Collinas. Ricordo di un sacerdote educatore e artista

I ragazzi, di allora, i “suoi ragazzi”, non sono mancati, neppure alla cerimonia esequiale officiata nella chiesa parrocchiale di San Michele Arcangelo

Don Luigi Sanna, sacerdote diocesano, a 86 anni è tornato tra le braccia della Misericordia di Dio che lo ha accolto nella sua eterna gloria. Una vita, la sua, interamente e intensamente spesa al servizio della Chiesa e al servizio del prossimo, soprattutto di giovani e ragazzi. Così è ricordato da tante persone non solo di Collinas, suo paese natale e di Ales, ma dell’intero territorio della diocesi.I ragazzi di allora, i “suoi ragazzi” non sono mancati, neppure alla cerimonia esequiale officiata nella chiesa parrocchiale di San Michele Arcangelo a Collinas e presieduta dal vescovo Padre Roberto Carboni. Santa Messa di suffragio, animata dal coro della parrocchia, alla quale hanno partecipato anche mons. Giovanni Paolo Zedda, il vescovo emerito mons. Giovanni Dettori e numerosi sacerdoti diocesani.

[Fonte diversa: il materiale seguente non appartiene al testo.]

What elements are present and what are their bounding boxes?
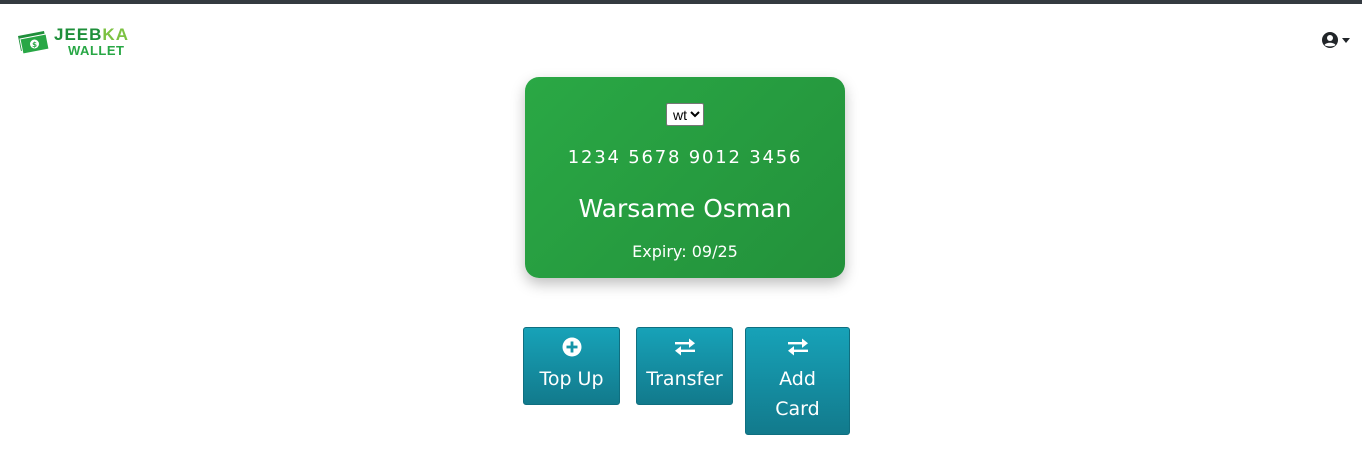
svg-text:$: $ <box>32 41 37 49</box>
exchange-icon <box>674 338 695 356</box>
card-expiry: Expiry: 09/25 <box>632 242 738 261</box>
card-select[interactable]: wt <box>666 103 704 126</box>
transfer-label: Transfer <box>646 368 723 390</box>
add-card-label: Add Card <box>775 368 820 420</box>
top-bar <box>0 0 1362 4</box>
plus-circle-icon <box>562 337 581 357</box>
top-up-button[interactable]: Top Up <box>523 327 620 405</box>
brand-logo[interactable]: $ JEEBKA WALLET <box>16 26 129 57</box>
exchange-icon <box>787 338 808 356</box>
brand-name: JEEBKA WALLET <box>54 26 129 57</box>
money-bill-icon: $ <box>18 30 50 55</box>
brand-title: JEEBKA <box>54 25 129 44</box>
wallet-card: wt 1234 5678 9012 3456 Warsame Osman Exp… <box>525 77 845 278</box>
brand-subtitle: WALLET <box>68 43 125 58</box>
caret-down-icon <box>1342 37 1350 43</box>
card-holder-name: Warsame Osman <box>578 194 792 223</box>
top-up-label: Top Up <box>539 368 604 390</box>
user-menu-toggle[interactable] <box>1321 31 1350 49</box>
add-card-button[interactable]: Add Card <box>745 327 850 435</box>
transfer-button[interactable]: Transfer <box>636 327 733 405</box>
user-circle-icon <box>1322 32 1338 48</box>
card-number: 1234 5678 9012 3456 <box>567 147 803 168</box>
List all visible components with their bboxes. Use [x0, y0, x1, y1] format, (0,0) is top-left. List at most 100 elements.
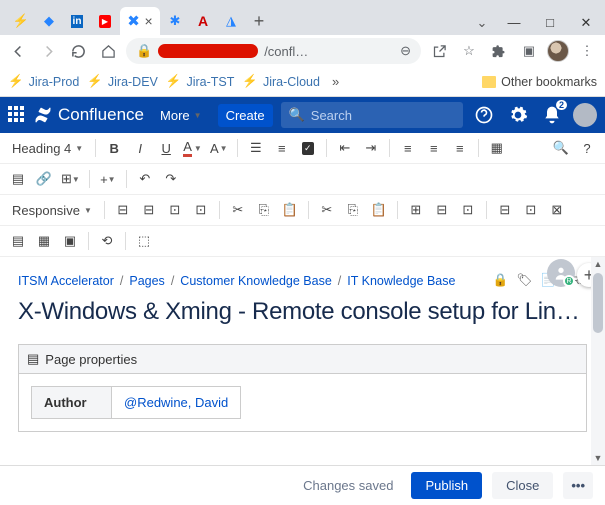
reader-button[interactable]: ▣ [517, 39, 541, 63]
heading-select[interactable]: Heading 4▼ [6, 136, 89, 160]
more-format-button[interactable]: A▼ [207, 136, 231, 160]
macro-btn-4[interactable]: ⟲ [95, 229, 119, 253]
scrollbar[interactable]: ▲ ▼ [591, 257, 605, 467]
responsive-select[interactable]: Responsive▼ [6, 198, 98, 222]
merge-button[interactable]: ⊞ [404, 198, 428, 222]
bookmark-star-button[interactable]: ☆ [457, 39, 481, 63]
browser-tab[interactable]: ⚡ [8, 7, 34, 35]
indent-button[interactable]: ⇥ [359, 136, 383, 160]
author-cell[interactable]: @Redwine, David [112, 387, 241, 419]
tab-dropdown[interactable]: ⌄ [467, 10, 497, 35]
browser-tab[interactable]: ✱ [162, 7, 188, 35]
close-window-button[interactable]: ✕ [569, 10, 603, 35]
align-left-button[interactable]: ≡ [396, 136, 420, 160]
labels-icon[interactable]: 🏷 [516, 273, 532, 288]
row-before-button[interactable]: ⊟ [111, 198, 135, 222]
col-after-button[interactable]: ⊡ [189, 198, 213, 222]
col-before-button[interactable]: ⊡ [163, 198, 187, 222]
publish-button[interactable]: Publish [411, 472, 482, 499]
link-button[interactable]: 🔗 [32, 167, 56, 191]
new-tab-button[interactable]: + [246, 7, 272, 35]
reload-button[interactable] [66, 39, 90, 63]
paste-row-button[interactable]: 📋 [278, 198, 302, 222]
crumb-link[interactable]: Customer Knowledge Base [180, 274, 331, 288]
author-header[interactable]: Author [32, 387, 112, 419]
align-center-button[interactable]: ≡ [422, 136, 446, 160]
browser-tab-active[interactable]: ✖ × [120, 7, 160, 35]
extensions-button[interactable] [487, 39, 511, 63]
scroll-thumb[interactable] [593, 273, 603, 333]
outdent-button[interactable]: ⇤ [333, 136, 357, 160]
url-field[interactable]: 🔒 /confl… ⊖ [126, 38, 421, 64]
collaborator-avatar[interactable]: R [547, 259, 575, 287]
help-toolbar-button[interactable]: ? [575, 136, 599, 160]
page-title[interactable]: X-Windows & Xming - Remote console setup… [18, 298, 587, 326]
undo-button[interactable]: ↶ [133, 167, 157, 191]
restrictions-icon[interactable]: 🔒 [493, 273, 509, 288]
bold-button[interactable]: B [102, 136, 126, 160]
redo-button[interactable]: ↷ [159, 167, 183, 191]
paste-col-button[interactable]: 📋 [367, 198, 391, 222]
close-button[interactable]: Close [492, 472, 553, 499]
scroll-down[interactable]: ▼ [593, 453, 603, 465]
confluence-logo[interactable]: Confluence [34, 105, 144, 125]
back-button[interactable] [6, 39, 30, 63]
bookmark-item[interactable]: ⚡Jira-DEV [87, 74, 158, 89]
tab-close-button[interactable]: × [144, 13, 152, 29]
browser-tab[interactable]: ◆ [36, 7, 62, 35]
macro-btn-2[interactable]: ▦ [32, 229, 56, 253]
align-right-button[interactable]: ≡ [448, 136, 472, 160]
page-properties-macro[interactable]: ▤ Page properties Author @Redwine, David [18, 344, 587, 432]
split-button[interactable]: ⊟ [430, 198, 454, 222]
macro-btn-5[interactable]: ⬚ [132, 229, 156, 253]
bookmark-item[interactable]: ⚡Jira-Cloud [242, 74, 320, 89]
italic-button[interactable]: I [128, 136, 152, 160]
properties-table[interactable]: Author @Redwine, David [31, 386, 241, 419]
browser-menu-button[interactable]: ⋮ [575, 39, 599, 63]
find-button[interactable]: 🔍 [549, 136, 573, 160]
task-list-button[interactable]: ✓ [296, 136, 320, 160]
scroll-up[interactable]: ▲ [593, 259, 603, 271]
cut-col-button[interactable]: ✂ [315, 198, 339, 222]
del-row-button[interactable]: ⊟ [493, 198, 517, 222]
bookmark-item[interactable]: ⚡Jira-TST [166, 74, 235, 89]
bullet-list-button[interactable]: ☰ [244, 136, 268, 160]
insert-file-button[interactable]: ▤ [6, 167, 30, 191]
browser-tab[interactable]: ▶ [92, 7, 118, 35]
bookmark-item[interactable]: ⚡Jira-Prod [8, 74, 79, 89]
macro-btn-1[interactable]: ▤ [6, 229, 30, 253]
number-list-button[interactable]: ≡ [270, 136, 294, 160]
row-after-button[interactable]: ⊟ [137, 198, 161, 222]
macro-btn-3[interactable]: ▣ [58, 229, 82, 253]
insert-more-button[interactable]: +▼ [96, 167, 120, 191]
other-bookmarks[interactable]: Other bookmarks [482, 75, 597, 89]
copy-col-button[interactable]: ⎘ [341, 198, 365, 222]
crumb-link[interactable]: ITSM Accelerator [18, 274, 114, 288]
crumb-link[interactable]: IT Knowledge Base [347, 274, 455, 288]
crumb-link[interactable]: Pages [129, 274, 164, 288]
layout-button[interactable]: ▦ [485, 136, 509, 160]
user-mention[interactable]: @Redwine, David [124, 395, 228, 410]
del-table-button[interactable]: ⊠ [545, 198, 569, 222]
more-actions-button[interactable]: ••• [563, 472, 593, 499]
share-button[interactable] [427, 39, 451, 63]
text-color-button[interactable]: A▼ [180, 136, 205, 160]
bookmarks-overflow[interactable]: » [332, 74, 339, 89]
search-field[interactable]: 🔍 Search [281, 102, 463, 128]
settings-button[interactable] [505, 102, 531, 128]
notifications-button[interactable]: 2 [539, 102, 565, 128]
cut-row-button[interactable]: ✂ [226, 198, 250, 222]
browser-tab[interactable]: ◮ [218, 7, 244, 35]
home-button[interactable] [96, 39, 120, 63]
del-col-button[interactable]: ⊡ [519, 198, 543, 222]
user-avatar[interactable] [573, 103, 597, 127]
copy-row-button[interactable]: ⎘ [252, 198, 276, 222]
minimize-button[interactable]: ― [497, 10, 531, 35]
create-button[interactable]: Create [218, 104, 273, 127]
profile-avatar[interactable] [547, 40, 569, 62]
browser-tab[interactable]: in [64, 7, 90, 35]
app-switcher[interactable] [8, 106, 26, 124]
numbering-col-button[interactable]: ⊡ [456, 198, 480, 222]
forward-button[interactable] [36, 39, 60, 63]
help-button[interactable] [471, 102, 497, 128]
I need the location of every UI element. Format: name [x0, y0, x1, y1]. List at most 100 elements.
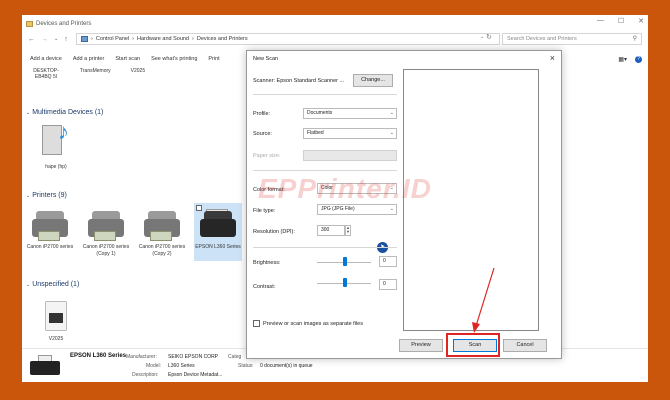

Molta commozione traspariva dai volti dei tanti fedeli provenienti da molte parrocchie della diocesi che hanno gremito la monumentale chiesa parrocchiale per l’ultimo saluto a don Sanna. Un sacerdote autentico, ha detto il Vescovo nell’omelia, ricordandone la figura e l’opera, che “tanto bene ha seminato”. Un “uomo vivace ed un educatore che ha fatto crescere in umanità tanti ragazzi”, entusiasta, creativo, originale, pieno di energia e di creatività, ma anche artista autodidatta e inventore di Radio Monte Arci. Per don Sanna non deve essere stato facile lasciare tutto questo da parroco di Morgongiori e tornare al suo paese d’origine per rimanere inattivo a causa di una lunga e sofferta malattia. Non deve essere stato facile abbracciare un lungo calvario, difficile da accettare. Ma la “sofferenza di don Luigi, che ha servito il Signore nell’annuncio della Parola e nell’amministrare i sacramenti ha rafforzato, ha continuato Padre Roberto, la fede di tanti”.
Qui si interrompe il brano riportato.